Bible believing Christians don’t vote Democrat. And that is despite Russell Moore’s best efforts to undermine Donald Trump and the Republican Party.
Even on same-sex marriage, the data shows something far more complex at work. The authors of the Vox essay explain that young evangelicals are shifting on same-sex marriage, but, “Young evangelicals are much more conservative on same-sex marriage than other young voters.”
They suggest cultural change is driving this and not theology.
This may in fact be true. However, it might be time for conservative evangelicals to question if the embrace of libertarian principles is driving this trend. Has conservative commitment to the individual and markets gone too far and encouraged this shifting view of something as fundamental as the family? And, isn’t this shifting view dangerous for not only society but the orthodoxy of the church?
On the other issues, such as Israel, evangelical professors are doing their best to encourage the anti-Semitic BDS movement, but so far, that hasn’t manifested itself in changes for how evangelicals view the state of Israel or most foreign policy issues.
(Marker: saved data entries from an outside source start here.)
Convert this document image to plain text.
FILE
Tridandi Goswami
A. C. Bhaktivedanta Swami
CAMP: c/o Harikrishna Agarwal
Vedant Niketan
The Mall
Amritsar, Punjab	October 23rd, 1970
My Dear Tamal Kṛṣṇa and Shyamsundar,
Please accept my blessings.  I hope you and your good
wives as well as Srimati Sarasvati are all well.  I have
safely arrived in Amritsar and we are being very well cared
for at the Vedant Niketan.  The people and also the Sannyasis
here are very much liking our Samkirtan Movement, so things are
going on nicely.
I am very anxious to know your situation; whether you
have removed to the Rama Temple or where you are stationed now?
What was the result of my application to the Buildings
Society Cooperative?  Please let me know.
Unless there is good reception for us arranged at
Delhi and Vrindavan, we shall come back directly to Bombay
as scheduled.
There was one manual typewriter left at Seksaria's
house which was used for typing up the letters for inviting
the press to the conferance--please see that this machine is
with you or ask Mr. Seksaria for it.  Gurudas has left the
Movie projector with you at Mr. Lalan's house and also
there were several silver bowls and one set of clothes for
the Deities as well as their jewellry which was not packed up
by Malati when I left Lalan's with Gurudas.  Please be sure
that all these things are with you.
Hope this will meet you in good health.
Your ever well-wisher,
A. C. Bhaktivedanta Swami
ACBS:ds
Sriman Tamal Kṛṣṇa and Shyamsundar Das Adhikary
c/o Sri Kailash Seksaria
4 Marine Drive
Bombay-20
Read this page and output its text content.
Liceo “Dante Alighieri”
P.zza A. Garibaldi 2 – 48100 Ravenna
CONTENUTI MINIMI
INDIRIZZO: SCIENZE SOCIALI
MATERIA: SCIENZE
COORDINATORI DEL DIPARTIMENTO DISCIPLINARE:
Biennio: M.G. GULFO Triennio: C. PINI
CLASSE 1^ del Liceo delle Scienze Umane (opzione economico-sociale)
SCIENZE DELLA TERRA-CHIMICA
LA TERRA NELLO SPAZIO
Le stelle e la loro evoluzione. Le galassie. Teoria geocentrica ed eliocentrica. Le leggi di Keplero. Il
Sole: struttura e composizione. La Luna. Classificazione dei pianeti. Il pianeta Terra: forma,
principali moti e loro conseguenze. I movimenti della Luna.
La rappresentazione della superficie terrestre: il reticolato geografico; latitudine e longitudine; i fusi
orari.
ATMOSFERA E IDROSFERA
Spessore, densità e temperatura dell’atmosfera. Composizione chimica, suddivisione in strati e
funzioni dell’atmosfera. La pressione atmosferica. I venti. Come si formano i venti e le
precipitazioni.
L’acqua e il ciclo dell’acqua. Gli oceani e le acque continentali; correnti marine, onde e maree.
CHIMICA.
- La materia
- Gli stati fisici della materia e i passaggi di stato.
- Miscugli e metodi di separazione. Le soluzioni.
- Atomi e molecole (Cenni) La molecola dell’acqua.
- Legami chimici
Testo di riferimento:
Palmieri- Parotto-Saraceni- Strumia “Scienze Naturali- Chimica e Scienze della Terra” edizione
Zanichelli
As for the role of women, that is a theological and not political issue. However, even the most confused on the matter like SBC president J.D. Greear who insanely tweeted about tearing down all hierarchy, doesn’t think women should hold the role of pastor.
Which shows most of this emphasis on women as leaders in the SBC is more about rhetoric than actually handing over power. It is an attempt to preserve power not share it.
In the end, the SBC’s elites are trying to compromise on politics and are making it clear they are sort-of compromising on the place and role of women. And doing all of this in the pursuit of dollars and numbers.